Andrew Furlong is a defrocked Episcopal priest in the United Kingdom. Actually, he was brought before the church on a heresy trial, after refusing to recant his views about the nature of Jesus. That trial was the culmination of years of struggle, trying to be true-to-love and honest with himself and his church about what that love meant. As long as he refused to believe that Jesus was God and man, both natures in one, who was offered as a sacrifice for our sins, the church would not stop hounding him. Three days before his trial, he resigned his post.
He writes about that moment his his book, Tried for Heresy: a 21st Century Journey of Faith:

I consider that religious faith finds its most appropriate home, and only authentic home in a pluralist setting characterized by metaphor and symbolism, diversity and debate, tolerance and respect, innovative thinking and provisionality, and critiquing and acknowledgement of mistaken or outdated interpretations. In my view the Christian world is a world embraced by one great mysterious love.
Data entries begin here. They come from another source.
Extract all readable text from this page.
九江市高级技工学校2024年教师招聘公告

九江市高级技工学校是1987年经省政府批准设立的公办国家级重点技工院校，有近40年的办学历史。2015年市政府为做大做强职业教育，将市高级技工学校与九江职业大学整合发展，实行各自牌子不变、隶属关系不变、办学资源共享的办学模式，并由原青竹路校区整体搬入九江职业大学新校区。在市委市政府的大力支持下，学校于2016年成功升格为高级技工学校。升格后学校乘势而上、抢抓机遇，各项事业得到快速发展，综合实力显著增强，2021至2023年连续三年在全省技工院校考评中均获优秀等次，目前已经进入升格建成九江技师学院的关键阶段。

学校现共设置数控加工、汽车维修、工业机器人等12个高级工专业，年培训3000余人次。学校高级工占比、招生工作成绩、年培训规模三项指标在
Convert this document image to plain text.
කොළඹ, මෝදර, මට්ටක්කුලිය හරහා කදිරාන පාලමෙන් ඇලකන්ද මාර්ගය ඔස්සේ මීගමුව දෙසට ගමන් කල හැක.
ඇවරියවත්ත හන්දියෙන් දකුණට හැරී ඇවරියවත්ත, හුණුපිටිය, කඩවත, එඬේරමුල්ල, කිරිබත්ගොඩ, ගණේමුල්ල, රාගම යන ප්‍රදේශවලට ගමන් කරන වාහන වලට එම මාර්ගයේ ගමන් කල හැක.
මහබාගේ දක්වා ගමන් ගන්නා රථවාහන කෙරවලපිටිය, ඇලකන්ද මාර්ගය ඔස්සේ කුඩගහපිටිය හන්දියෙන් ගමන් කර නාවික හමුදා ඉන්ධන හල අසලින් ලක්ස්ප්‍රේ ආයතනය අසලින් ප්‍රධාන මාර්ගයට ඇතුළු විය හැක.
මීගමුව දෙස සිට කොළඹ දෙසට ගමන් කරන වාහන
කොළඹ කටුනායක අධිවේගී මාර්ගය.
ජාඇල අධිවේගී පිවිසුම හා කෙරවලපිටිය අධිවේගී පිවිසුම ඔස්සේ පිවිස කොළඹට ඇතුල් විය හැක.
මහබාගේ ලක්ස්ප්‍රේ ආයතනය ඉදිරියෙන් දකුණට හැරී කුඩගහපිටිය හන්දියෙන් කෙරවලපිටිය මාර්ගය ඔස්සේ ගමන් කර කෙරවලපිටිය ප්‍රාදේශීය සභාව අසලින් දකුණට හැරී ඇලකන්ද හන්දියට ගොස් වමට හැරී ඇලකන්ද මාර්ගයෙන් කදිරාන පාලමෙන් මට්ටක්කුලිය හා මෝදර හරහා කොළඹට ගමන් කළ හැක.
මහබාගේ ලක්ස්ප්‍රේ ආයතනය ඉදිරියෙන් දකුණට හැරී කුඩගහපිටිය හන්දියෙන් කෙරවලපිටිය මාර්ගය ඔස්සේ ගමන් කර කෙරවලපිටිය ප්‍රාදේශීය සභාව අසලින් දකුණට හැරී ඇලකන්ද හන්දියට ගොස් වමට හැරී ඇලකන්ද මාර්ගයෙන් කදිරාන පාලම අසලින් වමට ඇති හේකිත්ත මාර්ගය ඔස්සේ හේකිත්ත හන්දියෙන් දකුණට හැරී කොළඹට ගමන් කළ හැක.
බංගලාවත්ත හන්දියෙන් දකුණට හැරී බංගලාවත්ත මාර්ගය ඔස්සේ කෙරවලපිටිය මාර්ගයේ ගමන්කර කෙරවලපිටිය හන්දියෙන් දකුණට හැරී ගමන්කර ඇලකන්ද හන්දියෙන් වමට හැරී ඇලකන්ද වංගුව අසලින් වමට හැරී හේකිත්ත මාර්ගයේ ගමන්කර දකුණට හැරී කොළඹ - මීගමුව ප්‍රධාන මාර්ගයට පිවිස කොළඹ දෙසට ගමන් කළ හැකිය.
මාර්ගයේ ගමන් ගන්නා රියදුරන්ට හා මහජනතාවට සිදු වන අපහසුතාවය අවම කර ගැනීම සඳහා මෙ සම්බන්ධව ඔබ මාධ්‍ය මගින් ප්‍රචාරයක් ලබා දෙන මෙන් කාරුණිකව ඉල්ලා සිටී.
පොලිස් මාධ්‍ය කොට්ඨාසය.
I look on people, who claim for themselves a Christian identity, as both struggling to, and as also resisting, living out their response to that ultimately faithful mystery which I call “God.” My vision of the church, at its best, is not of a people at enmity with each other because of the different ways in which they express their beliefs, . . . but a vision of a people struggling together in a common task.

That task, I believe, and try to call you and me to engaging each week, is to live a “live journey of faith” – that is a journey marked by conversation and diversity, by tolerance and respect, and by a sense that in all of that lies the mystery of God’s utterly unearned gift of love. Jesus asks – what will you do? The way of Philip is dead. Chose instead the way of love – and be given, by the one great source of love, the courage to walk a new path, to make a whole life – to live not in enmity with with other’s different conversations, but to struggle together in our common task for the common good.